Se trata de un espectáculo de danza y texto en el que el bailaor encarna al dios de la fertilidad.

El bailaor Rafael Amargo pondrá en escena el próximo domingo en el Teatro Carrión de Valladolid el espectáculo 'Dionisio. La Vid y mil Noches'.

 

El dios de la fertilidad y el vino es un "ser mágico, complejo, manipulador, emocionante y uno de los más grandes de la mitología griega", ha señalado en un comunicado Amargo, que se siente próximo al personaje y ha querido dar su propia versión del mito.

 

El bailarín y coreógrafo une el flamenco con la danza clásica y contemporánea en este espectáculo que ha creado junto a Ramón Oller y del que es director y protagonista.

 

La dramaturgia es de Rafael Moraira, la música del compositor Jesús Durán y el vestuario de Pilar Dalba.

 

SINOPSIS

 

De todos los inmortales que integraban el convencional panteón helénico, es con mucho el que ha gozado de más larga vida; su presencia está ya atestiguada en los primeros documentos escritos en lengua griega (las tablillas micénicas de hace más de tres mil años) y perdura hasta nuestros días en la filosofía de Nietzsche (El nacimiento de la tragedia), la novela de Thomas Mann (Muerte en Venecia), la película de Visconti (Teoreme) o la novela de Vargas Llosa (Lituma en los Andes).

 

Dionisio nos concede a los humanos la felicidad suprema de la bacanal que nos conduce "a poner las almas en común". Dionisio, chorrea sobre la tierra vino y abre a los humanos su paraíso salvaje, la alteridad, lo que está prohibido.

 

Se da a todos (mujeres y hombres); es el dios a la vez transgresor, pero también la llama viva que busca la paz.

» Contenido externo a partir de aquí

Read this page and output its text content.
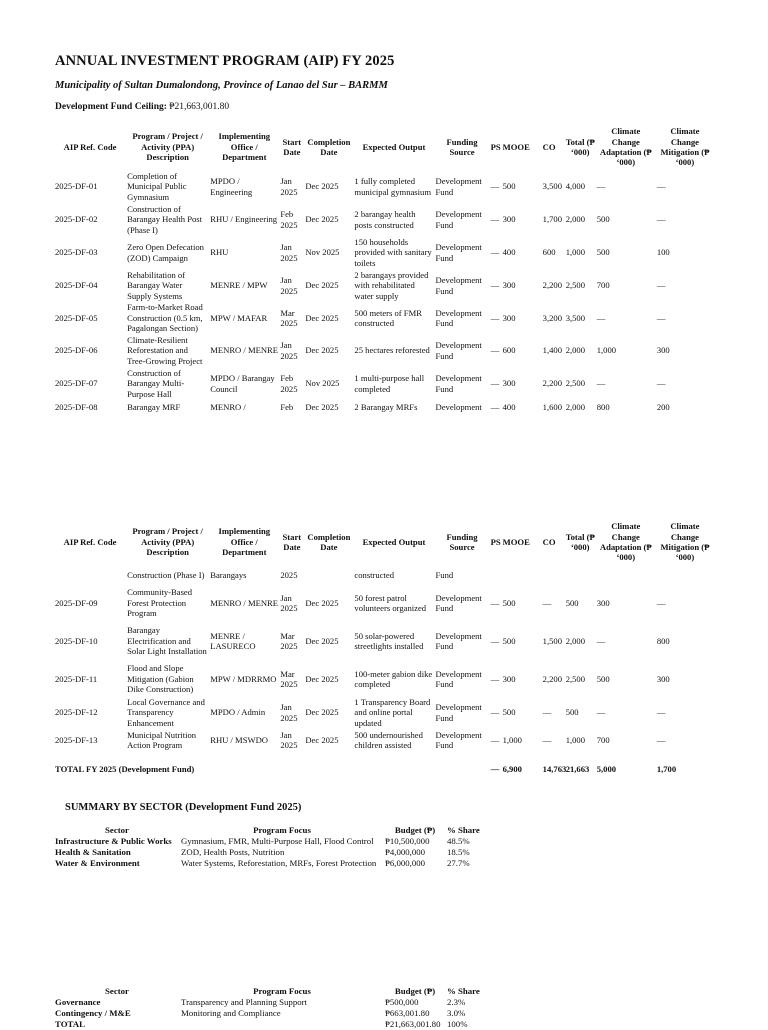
ANNUAL INVESTMENT PROGRAM (AIP) FY 2025

Municipality of Sultan Dumalondong, Province of Lanao del Sur – BARMM

Development Fund Ceiling: ₱21,663,001.80

AIP Ref. Code	Program / Project / Activity (PPA) Description	Implementing Office / Department	Start Date	Completion Date	Expected Output	Funding Source	PS	MOOE	CO	Total (₱ ‘000)	Climate Change Adaptation (₱ ‘000)	Climate Change Mitigation (₱ ‘000)
2025-DF-01	Completion of Municipal Public Gymnasium	MPDO / Engineering	Jan 2025	Dec 2025	1 fully completed municipal gymnasium	Development Fund	—	500	3,500	4,000	—	—
2025-DF-02	Construction of Barangay Health Post (Phase I)	RHU / Engineering	Feb 2025	Dec 2025	2 barangay health posts constructed	Development Fund	—	300	1,700	2,000	500	—
2025-DF-03	Zero Open Defecation (ZOD) Campaign	RHU	Jan 2025	Nov 2025	150 households provided with sanitary toilets	Development Fund	—	400	600	1,000	500	100
2025-DF-04	Rehabilitation of Barangay Water Supply Systems	MENRE / MPW	Jan 2025	Dec 2025	2 barangays provided with rehabilitated water supply	Development Fund	—	300	2,200	2,500	700	—
2025-DF-05	Farm-to-Market Road Construction (0.5 km, Pagalongan Section)	MPW / MAFAR	Mar 2025	Dec 2025	500 meters of FMR constructed	Development Fund	—	300	3,200	3,500	—	—
2025-DF-06	Climate-Resilient Reforestation and Tree-Growing Project	MENRO / MENRE	Jan 2025	Dec 2025	25 hectares reforested	Development Fund	—	600	1,400	2,000	1,000	300
2025-DF-07	Construction of Barangay Multi-Purpose Hall	MPDO / Barangay Council	Feb 2025	Nov 2025	1 multi-purpose hall completed	Development Fund	—	300	2,200	2,500	—	—
2025-DF-08	Barangay MRF	MENRO /	Feb	Dec 2025	2 Barangay MRFs	Development	—	400	1,600	2,000	800	200
AIP Ref. Code	Program / Project / Activity (PPA) Description	Implementing Office / Department	Start Date	Completion Date	Expected Output	Funding Source	PS	MOOE	CO	Total (₱ ‘000)	Climate Change Adaptation (₱ ‘000)	Climate Change Mitigation (₱ ‘000)
	Construction (Phase I)	Barangays	2025		constructed	Fund						
2025-DF-09	Community-Based Forest Protection Program	MENRO / MENRE	Jan 2025	Dec 2025	50 forest patrol volunteers organized	Development Fund	—	500	—	500	300	—
2025-DF-10	Barangay Electrification and Solar Light Installation	MENRE / LASURECO	Mar 2025	Dec 2025	50 solar-powered streetlights installed	Development Fund	—	500	1,500	2,000	—	800
2025-DF-11	Flood and Slope Mitigation (Gabion Dike Construction)	MPW / MDRRMO	Mar 2025	Dec 2025	100-meter gabion dike completed	Development Fund	—	300	2,200	2,500	500	300
2025-DF-12	Local Governance and Transparency Enhancement	MPDO / Admin	Jan 2025	Dec 2025	1 Transparency Board and online portal updated	Development Fund	—	500	—	500	—	—
2025-DF-13	Municipal Nutrition Action Program	RHU / MSWDO	Jan 2025	Dec 2025	500 undernourished children assisted	Development Fund	—	1,000	—	1,000	700	—
TOTAL FY 2025 (Development Fund)							—	6,900	14,763	21,663	5,000	1,700

SUMMARY BY SECTOR (Development Fund 2025)

Sector	Program Focus	Budget (₱)	% Share
Infrastructure & Public Works	Gymnasium, FMR, Multi-Purpose Hall, Flood Control	₱10,500,000	48.5%
Health & Sanitation	ZOD, Health Posts, Nutrition	₱4,000,000	18.5%
Water & Environment	Water Systems, Reforestation, MRFs, Forest Protection	₱6,000,000	27.7%
Sector	Program Focus	Budget (₱)	% Share
Governance	Transparency and Planning Support	₱500,000	2.3%
Contingency / M&E	Monitoring and Compliance	₱663,001.80	3.0%
TOTAL		₱21,663,001.80	100%
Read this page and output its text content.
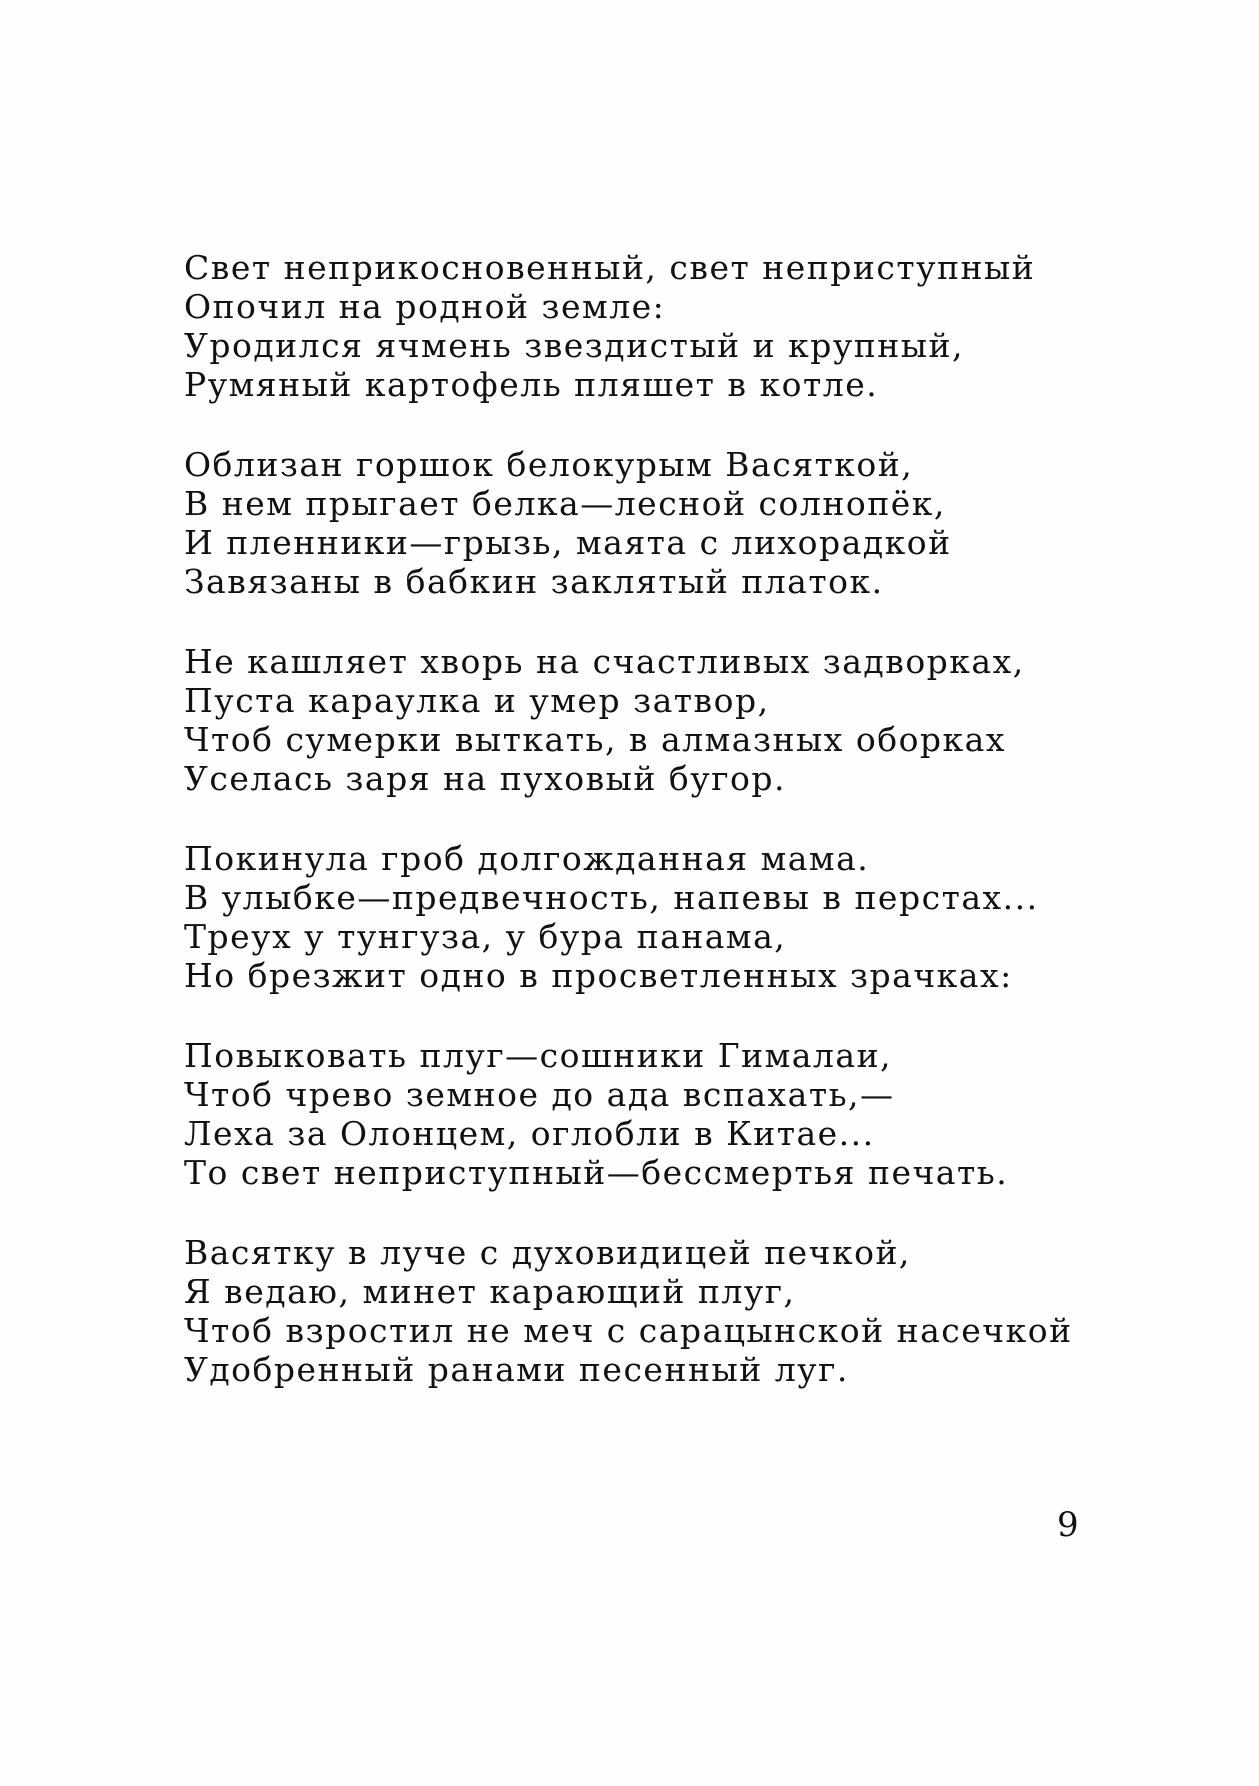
Свет неприкосновенный, свет неприступный
Опочил на родной земле:
Уродился ячмень звездистый и крупный,
Румяный картофель пляшет в котле.
Облизан горшок белокурым Васяткой,
В нем прыгает белка—лесной солнопёк,
И пленники—грызь, маята с лихорадкой
Завязаны в бабкин заклятый платок.
Не кашляет хворь на счастливых задворках,
Пуста караулка и умер затвор,
Чтоб сумерки выткать, в алмазных оборках
Уселась заря на пуховый бугор.
Покинула гроб долгожданная мама.
В улыбке—предвечность, напевы в перстах...
Треух у тунгуза, у бура панама,
Но брезжит одно в просветленных зрачках:
Повыковать плуг—сошники Гималаи,
Чтоб чрево земное до ада вспахать,—
Леха за Олонцем, оглобли в Китае...
То свет неприступный—бессмертья печать.
Васятку в луче с духовидицей печкой,
Я ведаю, минет карающий плуг,
Чтоб взростил не меч с сарацынской насечкой
Удобренный ранами песенный луг.
9
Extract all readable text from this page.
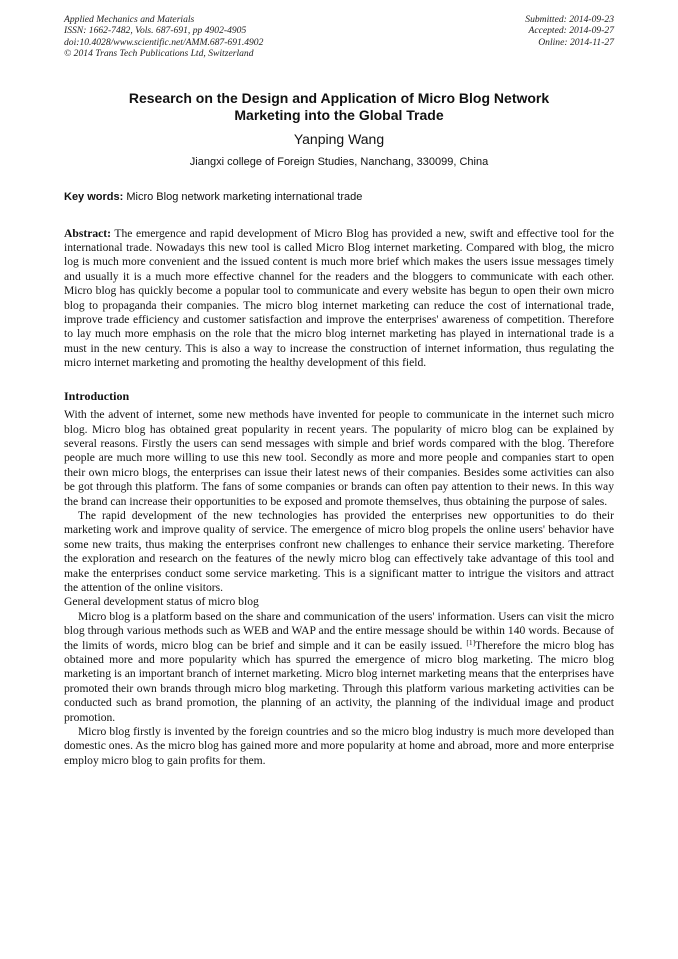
Applied Mechanics and Materials
ISSN: 1662-7482, Vols. 687-691, pp 4902-4905
doi:10.4028/www.scientific.net/AMM.687-691.4902
© 2014 Trans Tech Publications Ltd, Switzerland
Submitted: 2014-09-23
Accepted: 2014-09-27
Online: 2014-11-27
Research on the Design and Application of Micro Blog Network
Marketing into the Global Trade
Yanping Wang
Jiangxi college of Foreign Studies, Nanchang, 330099, China
Key words: Micro Blog network marketing international trade

Abstract: The emergence and rapid development of Micro Blog has provided a new, swift and effective tool for the international trade. Nowadays this new tool is called Micro Blog internet marketing. Compared with blog, the micro log is much more convenient and the issued content is much more brief which makes the users issue messages timely and usually it is a much more effective channel for the readers and the bloggers to communicate with each other. Micro blog has quickly become a popular tool to communicate and every website has begun to open their own micro blog to propaganda their companies. The micro blog internet marketing can reduce the cost of international trade, improve trade efficiency and customer satisfaction and improve the enterprises' awareness of competition. Therefore to lay much more emphasis on the role that the micro blog internet marketing has played in international trade is a must in the new century. This is also a way to increase the construction of internet information, thus regulating the micro internet marketing and promoting the healthy development of this field.

Introduction

With the advent of internet, some new methods have invented for people to communicate in the internet such micro blog. Micro blog has obtained great popularity in recent years. The popularity of micro blog can be explained by several reasons. Firstly the users can send messages with simple and brief words compared with the blog. Therefore people are much more willing to use this new tool. Secondly as more and more people and companies start to open their own micro blogs, the enterprises can issue their latest news of their companies. Besides some activities can also be got through this platform. The fans of some companies or brands can often pay attention to their news. In this way the brand can increase their opportunities to be exposed and promote themselves, thus obtaining the purpose of sales.

The rapid development of the new technologies has provided the enterprises new opportunities to do their marketing work and improve quality of service. The emergence of micro blog propels the online users' behavior have some new traits, thus making the enterprises confront new challenges to enhance their service marketing. Therefore the exploration and research on the features of the newly micro blog can effectively take advantage of this tool and make the enterprises conduct some service marketing. This is a significant matter to intrigue the visitors and attract the attention of the online visitors.

General development status of micro blog

Micro blog is a platform based on the share and communication of the users' information. Users can visit the micro blog through various methods such as WEB and WAP and the entire message should be within 140 words. Because of the limits of words, micro blog can be brief and simple and it can be easily issued. [1]Therefore the micro blog has obtained more and more popularity which has spurred the emergence of micro blog marketing. The micro blog marketing is an important branch of internet marketing. Micro blog internet marketing means that the enterprises have promoted their own brands through micro blog marketing. Through this platform various marketing activities can be conducted such as brand promotion, the planning of an activity, the planning of the individual image and product promotion.

Micro blog firstly is invented by the foreign countries and so the micro blog industry is much more developed than domestic ones. As the micro blog has gained more and more popularity at home and abroad, more and more enterprise employ micro blog to gain profits for them.
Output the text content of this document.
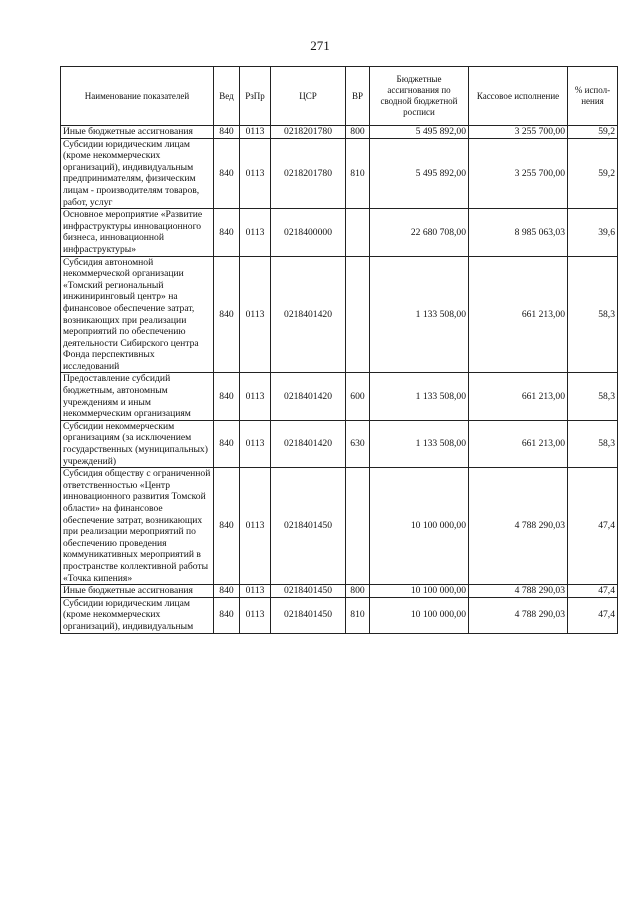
271
Наименование показателей	Вед	РзПр	ЦСР	ВР	Бюджетные ассигнования по сводной бюджетной росписи	Кассовое исполнение	% испол-нения
Иные бюджетные ассигнования	840	0113	0218201780	800	5 495 892,00	3 255 700,00	59,2
Субсидии юридическим лицам (кроме некоммерческих организаций), индивидуальным предпринимателям, физическим лицам - производителям товаров, работ, услуг	840	0113	0218201780	810	5 495 892,00	3 255 700,00	59,2
Основное мероприятие «Развитие инфраструктуры инновационного бизнеса, инновационной инфраструктуры»	840	0113	0218400000		22 680 708,00	8 985 063,03	39,6
Субсидия автономной некоммерческой организации «Томский региональный инжиниринговый центр» на финансовое обеспечение затрат, возникающих при реализации мероприятий по обеспечению деятельности Сибирского центра Фонда перспективных исследований	840	0113	0218401420		1 133 508,00	661 213,00	58,3
Предоставление субсидий бюджетным, автономным учреждениям и иным некоммерческим организациям	840	0113	0218401420	600	1 133 508,00	661 213,00	58,3
Субсидии некоммерческим организациям (за исключением государственных (муниципальных) учреждений)	840	0113	0218401420	630	1 133 508,00	661 213,00	58,3
Субсидия обществу с ограниченной ответственностью «Центр инновационного развития Томской области» на финансовое обеспечение затрат, возникающих при реализации мероприятий по обеспечению проведения коммуникативных мероприятий в пространстве коллективной работы «Точка кипения»	840	0113	0218401450		10 100 000,00	4 788 290,03	47,4
Иные бюджетные ассигнования	840	0113	0218401450	800	10 100 000,00	4 788 290,03	47,4
Субсидии юридическим лицам (кроме некоммерческих организаций), индивидуальным	840	0113	0218401450	810	10 100 000,00	4 788 290,03	47,4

Es un dios errante que navega sin rumbo, generador de danzas frenéticas, pero también es el perseguido, el sufriente y el moribundo, y todos los que le acompañan y son rozados por su amor deben compartir con él su ¿trágico? sino.

 

Dionisio ha celebrado su último renacimiento, generando utopías que oscilan entre la sabiduría trágica y el nihilismo narcótico, pero siempre renace con eros en forma de luz.